Княжна Тараканова: Жизнь за императрицу
Шрифт:
Их взгляды пересеклись, и Николенька прикусил язычок, да поздно было. Марья Семеновна вспыхнула, напряглась, и юноше показалось, что сейчас она поднимет свой хлыстик и… Но Бахметева уже вновь неслась вскачь, потом круто развернула лошадь и помчалась по направлению к дому. Николенька, тихо ехавший вслед за ней, скоро потерял амазонку из виду. Его лицо пылало от стыда.
– Но ведь я не хотел ее обидеть, – шептал он, чуть не плача.
Молодая компания была уже дома. Алексей Григорьевич, увидев Марью, только руками развел.
– Душенька, где ж ты так растрепалась?
Он
– Батюшка, я не сын кавалериста, – траурно объявил он бывшему тут же Ошерову. – Марья Семеновна меня обскакала!
– Маша, ты скачки устраиваешь? – удивился Орлов.
– Мы, батенька, вели себя смирно, по деревьям не лазали, – Бахметева сделал гримаску. Орлов привлек ее к себе и поцеловал в лоб.
– Иди, умойся, запарилась. Жара-то какая. Нельзя уж так-то…
Он что-то шепнул ей на ухо, прижался губами к виску.
– Оставь, Алексей Григорьевич, – вскрикнула вдруг Марья, нервно одергивая белопенные манжеты. – Ухожу!
– Матушка моя, да что ты?!
Но Марья Семеновна, прошуршав пышными юбками, гордо подняв голову с высокой прической, скрылась за дверью.
– Сестрица! – тоненько позвала ее растерявшаяся Анюта. Ответа не было. Алехан помрачнел. Бахметева была самым непредсказуемой женщиной из всех, что он знал.
– Теперь, глядишь, и приступ меланхолии случится, – пробормотал Орлов. – А может, и блажить начнет, – это было сказано уже совсем под нос, так что никто и не расслышал.
Сергей Александрович решил, что самое лучшее откланяться…
Они ехали с Николенькой верхом.
– Что у тебя там с Бахметевой? – спрашивал Сергей Александрович сына. – Мне что-то Чесменский намекал…
– Ах, этот Саша! – с досадой воскликнул юный Ошеров. – Ровным счетом ничего, папа!
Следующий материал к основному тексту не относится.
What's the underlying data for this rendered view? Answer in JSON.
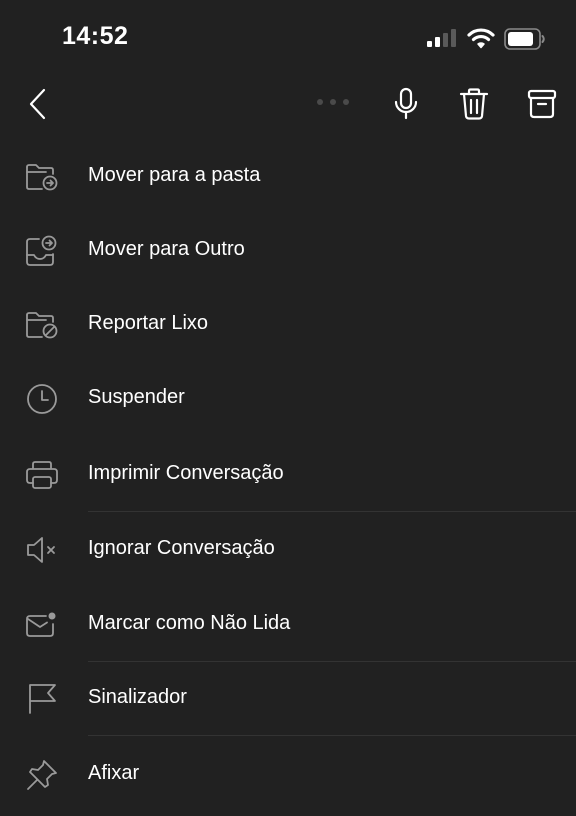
{
  "status_bar": {
    "time": "14:52",
    "signal_icon": "cellular-signal-icon",
    "wifi_icon": "wifi-icon",
    "battery_icon": "battery-icon"
  },
  "toolbar": {
    "back_icon": "chevron-left-icon",
    "more_icon": "more-dots-icon",
    "mic_icon": "microphone-icon",
    "trash_icon": "trash-icon",
    "archive_icon": "archive-icon"
  },
  "menu": {
    "items": [
      {
        "label": "Mover para a pasta",
        "icon": "move-to-folder-icon"
      },
      {
        "label": "Mover para Outro",
        "icon": "move-to-other-icon"
      },
      {
        "label": "Reportar Lixo",
        "icon": "report-junk-icon"
      },
      {
        "label": "Suspender",
        "icon": "clock-icon"
      },
      {
        "label": "Imprimir Conversação",
        "icon": "printer-icon"
      },
      {
        "label": "Ignorar Conversação",
        "icon": "mute-icon"
      },
      {
        "label": "Marcar como Não Lida",
        "icon": "mark-unread-icon"
      },
      {
        "label": "Sinalizador",
        "icon": "flag-icon"
      },
      {
        "label": "Afixar",
        "icon": "pin-icon"
      }
    ]
  },
  "colors": {
    "background": "#212121",
    "text": "#ffffff",
    "icon": "#9a9a9a",
    "divider": "#333333"
  }
}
Марья Семеновна…
– Ну, мы с Алексей Григорьевичем тоже не дураки, видим… С ума ты спятил, что ли? Выпороть?
– Батюшка!
– Что батюшка?
– Меня сегодня уж и Марья Семеновна стращала, что, мол, пожалуется, выпорют… Отец, а почему Алексей Григорьевич на ней не женится?
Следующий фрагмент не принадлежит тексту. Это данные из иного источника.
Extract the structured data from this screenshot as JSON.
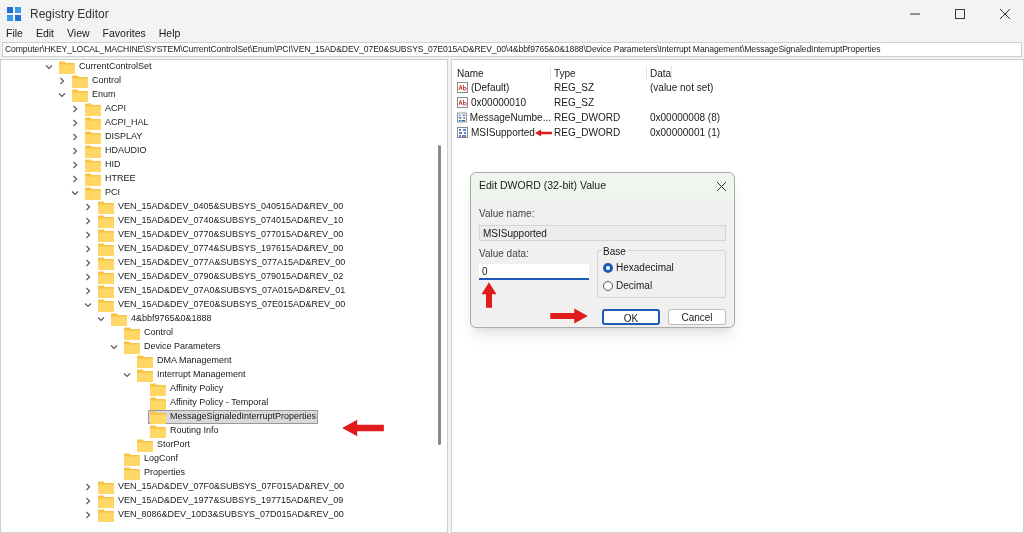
{
  "window": {
    "title": "Registry Editor"
  },
  "menu": [
    "File",
    "Edit",
    "View",
    "Favorites",
    "Help"
  ],
  "address": "Computer\\HKEY_LOCAL_MACHINE\\SYSTEM\\CurrentControlSet\\Enum\\PCI\\VEN_15AD&DEV_07E0&SUBSYS_07E015AD&REV_00\\4&bbf9765&0&1888\\Device Parameters\\Interrupt Management\\MessageSignaledInterruptProperties",
  "tree": [
    {
      "label": "CurrentControlSet",
      "expanded": true,
      "selected": false,
      "children": [
        {
          "label": "Control",
          "expanded": false,
          "selected": false
        },
        {
          "label": "Enum",
          "expanded": true,
          "selected": false,
          "children": [
            {
              "label": "ACPI",
              "expanded": false,
              "selected": false
            },
            {
              "label": "ACPI_HAL",
              "expanded": false,
              "selected": false
            },
            {
              "label": "DISPLAY",
              "expanded": false,
              "selected": false
            },
            {
              "label": "HDAUDIO",
              "expanded": false,
              "selected": false
            },
            {
              "label": "HID",
              "expanded": false,
              "selected": false
            },
            {
              "label": "HTREE",
              "expanded": false,
              "selected": false
            },
            {
              "label": "PCI",
              "expanded": true,
              "selected": false,
              "children": [
                {
                  "label": "VEN_15AD&DEV_0405&SUBSYS_040515AD&REV_00",
                  "expanded": false,
                  "selected": false
                },
                {
                  "label": "VEN_15AD&DEV_0740&SUBSYS_074015AD&REV_10",
                  "expanded": false,
                  "selected": false
                },
                {
                  "label": "VEN_15AD&DEV_0770&SUBSYS_077015AD&REV_00",
                  "expanded": false,
                  "selected": false
                },
                {
                  "label": "VEN_15AD&DEV_0774&SUBSYS_197615AD&REV_00",
                  "expanded": false,
                  "selected": false
                },
                {
                  "label": "VEN_15AD&DEV_077A&SUBSYS_077A15AD&REV_00",
                  "expanded": false,
                  "selected": false
                },
                {
                  "label": "VEN_15AD&DEV_0790&SUBSYS_079015AD&REV_02",
                  "expanded": false,
                  "selected": false
                },
                {
                  "label": "VEN_15AD&DEV_07A0&SUBSYS_07A015AD&REV_01",
                  "expanded": false,
                  "selected": false
                },
                {
                  "label": "VEN_15AD&DEV_07E0&SUBSYS_07E015AD&REV_00",
                  "expanded": true,
                  "selected": false,
                  "children": [
                    {
                      "label": "4&bbf9765&0&1888",
                      "expanded": true,
                      "selected": false,
                      "children": [
                        {
                          "label": "Control",
                          "selected": false
                        },
                        {
                          "label": "Device Parameters",
                          "expanded": true,
                          "selected": false,
                          "children": [
                            {
                              "label": "DMA Management",
                              "selected": false
                            },
                            {
                              "label": "Interrupt Management",
                              "expanded": true,
                              "selected": false,
                              "children": [
                                {
                                  "label": "Affinity Policy",
                                  "selected": false
                                },
                                {
                                  "label": "Affinity Policy - Temporal",
                                  "selected": false
                                },
                                {
                                  "label": "MessageSignaledInterruptProperties",
                                  "selected": true
                                },
                                {
                                  "label": "Routing Info",
                                  "selected": false
                                }
                              ]
                            },
                            {
                              "label": "StorPort",
                              "selected": false
                            }
                          ]
                        },
                        {
                          "label": "LogConf",
                          "selected": false
                        },
                        {
                          "label": "Properties",
                          "selected": false
                        }
                      ]
                    }
                  ]
                },
                {
                  "label": "VEN_15AD&DEV_07F0&SUBSYS_07F015AD&REV_00",
                  "expanded": false,
                  "selected": false
                },
                {
                  "label": "VEN_15AD&DEV_1977&SUBSYS_197715AD&REV_09",
                  "expanded": false,
                  "selected": false
                },
                {
                  "label": "VEN_8086&DEV_10D3&SUBSYS_07D015AD&REV_00",
                  "expanded": false,
                  "selected": false
                }
              ]
            }
          ]
        }
      ]
    }
  ],
  "values": {
    "columns": [
      "Name",
      "Type",
      "Data"
    ],
    "rows": [
      {
        "kind": "string",
        "name": "(Default)",
        "type": "REG_SZ",
        "data": "(value not set)"
      },
      {
        "kind": "string",
        "name": "0x00000010",
        "type": "REG_SZ"
      },
      {
        "kind": "binary",
        "name": "MessageNumbe...",
        "type": "REG_DWORD",
        "data": "0x00000008 (8)"
      },
      {
        "kind": "binary",
        "name": "MSISupported",
        "type": "REG_DWORD",
        "data": "0x00000001 (1)"
      }
    ]
  },
  "dialog": {
    "title": "Edit DWORD (32-bit) Value",
    "name_label": "Value name:",
    "name_value": "MSISupported",
    "data_label": "Value data:",
    "data_value": "0",
    "base_label": "Base",
    "bases": [
      {
        "label": "Hexadecimal",
        "selected": true
      },
      {
        "label": "Decimal",
        "selected": false
      }
    ],
    "buttons": [
      {
        "label": "OK",
        "default": true
      },
      {
        "label": "Cancel",
        "default": false
      }
    ]
  }
}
Ошеров приостановил лошадь, пристально глянул на сына.
– Папа, не сердитесь! – опередил Николенька. – Я ведь не ребенок, вижу все. Она живет у него, будто старшая дочь, и Анюта любит ее, зовет сестрицей. Но ведь…
Он смутился и замолчал. Сергей Александрович вздохнул.
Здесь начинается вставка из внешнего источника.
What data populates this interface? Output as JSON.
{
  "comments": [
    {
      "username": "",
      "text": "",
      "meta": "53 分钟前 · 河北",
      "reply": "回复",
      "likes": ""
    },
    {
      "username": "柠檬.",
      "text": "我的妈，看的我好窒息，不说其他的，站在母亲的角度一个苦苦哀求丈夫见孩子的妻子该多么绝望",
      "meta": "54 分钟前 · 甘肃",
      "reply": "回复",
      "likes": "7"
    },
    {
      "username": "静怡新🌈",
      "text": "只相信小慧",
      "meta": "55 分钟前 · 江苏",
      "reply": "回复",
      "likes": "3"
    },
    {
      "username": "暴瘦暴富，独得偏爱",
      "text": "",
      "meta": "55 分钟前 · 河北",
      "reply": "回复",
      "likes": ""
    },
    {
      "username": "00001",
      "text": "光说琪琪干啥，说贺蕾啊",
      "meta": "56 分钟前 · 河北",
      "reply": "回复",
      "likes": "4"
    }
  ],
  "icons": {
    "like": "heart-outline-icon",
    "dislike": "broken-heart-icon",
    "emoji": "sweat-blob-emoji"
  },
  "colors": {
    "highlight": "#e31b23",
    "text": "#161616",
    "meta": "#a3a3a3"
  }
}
– Да, Николай, жаль их обоих, – произнес он после некоторого раздумья. – Марья Семеновна – урожденная княжна Львова. И не ее вина, что муж ей достался негодяй. На много лет ее старше и, кажется, взрослого сына имеет от первого брака, а едва ли не на глазах у жены молодой такое устраивал… При тебе, мальчишке, и вымолвить стыдно. Алексей Григорьевич тоже старше ее на целых тридцать лет. Но это Орлов! Они полюбили друг друга, и в один прекрасный день бедная Марья Семеновна, не выдержав издевательств мужа, сбежала из дома. К Алексею Григорьевичу. Конечно, ей тяжко переносить свое положение, конечно, ее осуждают. И Орлову тяжело. Да и нрав у нее не сахарный…
Тут Сергей Александрович призадумался. «Вот ведь, судьба. Орловы, такие умники, красавцы, такая слава, а счастья семейного так и не вкусили всласть. Ни Григорий, ни Алексей, ни Федор. И сыновей законных не родили, наследников фамилии. Да, в сем мне больше их повезло. Хоть с женой и не заладилось, а вот он, отпрыск…»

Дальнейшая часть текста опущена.